Picture this: you're sitting around a table with your closest friends at your favorite restaurant.
I'm sure each of us has a different image in mind. The point I'm trying to make isn't that each of us has a different favorite food, no the point is that wherever you are you've probably used the word love to either describe the food that's placed in front of you or as a term of affection towards the people that are sitting around you.
Now imagine you just opened the most spectacular birthday gift you've ever received.
What's your initial response? For most of us we would immediately respond with a simple phrase, "I love it."

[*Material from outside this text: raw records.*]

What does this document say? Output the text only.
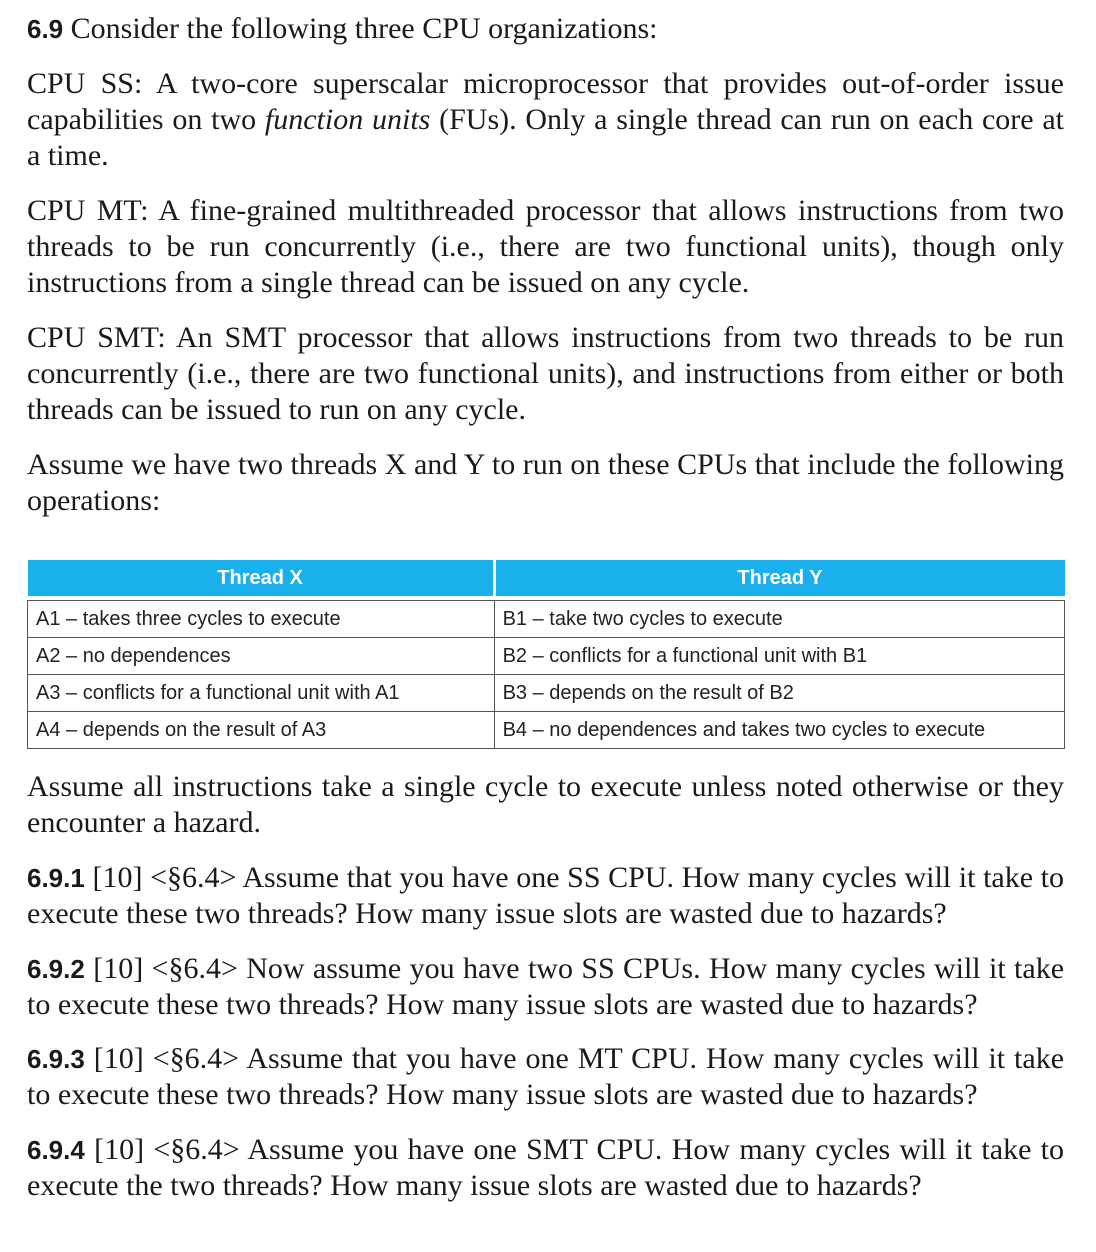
6.9 Consider the following three CPU organizations:

CPU SS: A two-core superscalar microprocessor that provides out-of-order issue capabilities on two function units (FUs). Only a single thread can run on each core at a time.

CPU MT: A fine-grained multithreaded processor that allows instructions from two threads to be run concurrently (i.e., there are two functional units), though only instructions from a single thread can be issued on any cycle.

CPU SMT: An SMT processor that allows instructions from two threads to be run concurrently (i.e., there are two functional units), and instructions from either or both threads can be issued to run on any cycle.

Assume we have two threads X and Y to run on these CPUs that include the following operations:

Thread X	Thread Y

A1 – takes three cycles to execute	B1 – take two cycles to execute
A2 – no dependences	B2 – conflicts for a functional unit with B1
A3 – conflicts for a functional unit with A1	B3 – depends on the result of B2
A4 – depends on the result of A3	B4 – no dependences and takes two cycles to execute

Assume all instructions take a single cycle to execute unless noted otherwise or they encounter a hazard.

6.9.1 [10] <§6.4> Assume that you have one SS CPU. How many cycles will it take to execute these two threads? How many issue slots are wasted due to hazards?

6.9.2 [10] <§6.4> Now assume you have two SS CPUs. How many cycles will it take to execute these two threads? How many issue slots are wasted due to hazards?

6.9.3 [10] <§6.4> Assume that you have one MT CPU. How many cycles will it take to execute these two threads? How many issue slots are wasted due to hazards?

6.9.4 [10] <§6.4> Assume you have one SMT CPU. How many cycles will it take to execute the two threads? How many issue slots are wasted due to hazards?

Are you starting to see where I'm going with this? I'm not trying to say it is entirely our faults that we flippantly use the word love to describe every elicitation of positive emotions we have. If I'm completely honest, it's more a product of the fact that the English language has a single word to try and encompass an extensive range of feelings.
In the English language, love is defined as an intense feeling of deep affection. That definition in and of itself leads to so much confusion over what each person defines as deep affection or an intense feelings. The inconsistency that arises with our definition of the word loves is the main reason we use it so commonly in our every day conversation. We forget that using a word so frequently causes it to lose its emphasis. Since we say that we love "Parks & Rec" or queso, we lose the intense feelings of what it means we we say God loves us or we love a significant other.
English is one of the few languages that only has one word to elicit the sentiment of "love." For instance, Spanish has two different words to try and differentiate between deep, intimate love and a more compassionate, friend level love. Having both "te quiero" and "te amo" allows for there to be a greater distinction between what someone means when they actually say they love someone.
But Spanish doesn't stop there, no they take it as far as having different terms to describe love for people and love for things. The verb "encantar" is used in reference to most things as a way of saying "I love that" or "I really, really like that." Since there is not only one single word that is used to portray their feelings for everyone and everything that they have deeper feelings for than just like people are able to create a greater understanding of feelings and what they actually mean.
If there was a language that has the description of what we in English describe as love figured out the best, it would have to be Greek. They have at least four words, if not more, that each apply to a different kind of love or a different person or thing that you dictate worthy of love.
What both Spanish and Greek, as well as problem hundreds of other languages, can teach us is that we've got to find a better way of describing the feelings we associate with the word love.
I don't know the perfect solution to this issue, honestly there may never be one. The main point I really want to get at is that we have to be more cognizant of how haphazardly we are using the word love and try to find better ways of describing how we are feeling. If we don't we will continue to lose the understanding of what it truly means to love someone and what that actually looks like. I mean, honestly how can we compare loving our favorite food to the love a parent has for a child? They will never be the same thing and by using the same word to describe those feelings we are essentially making them into the same thing. We've got to change our perspective on what the word love means to us and go from there, that's the only answer.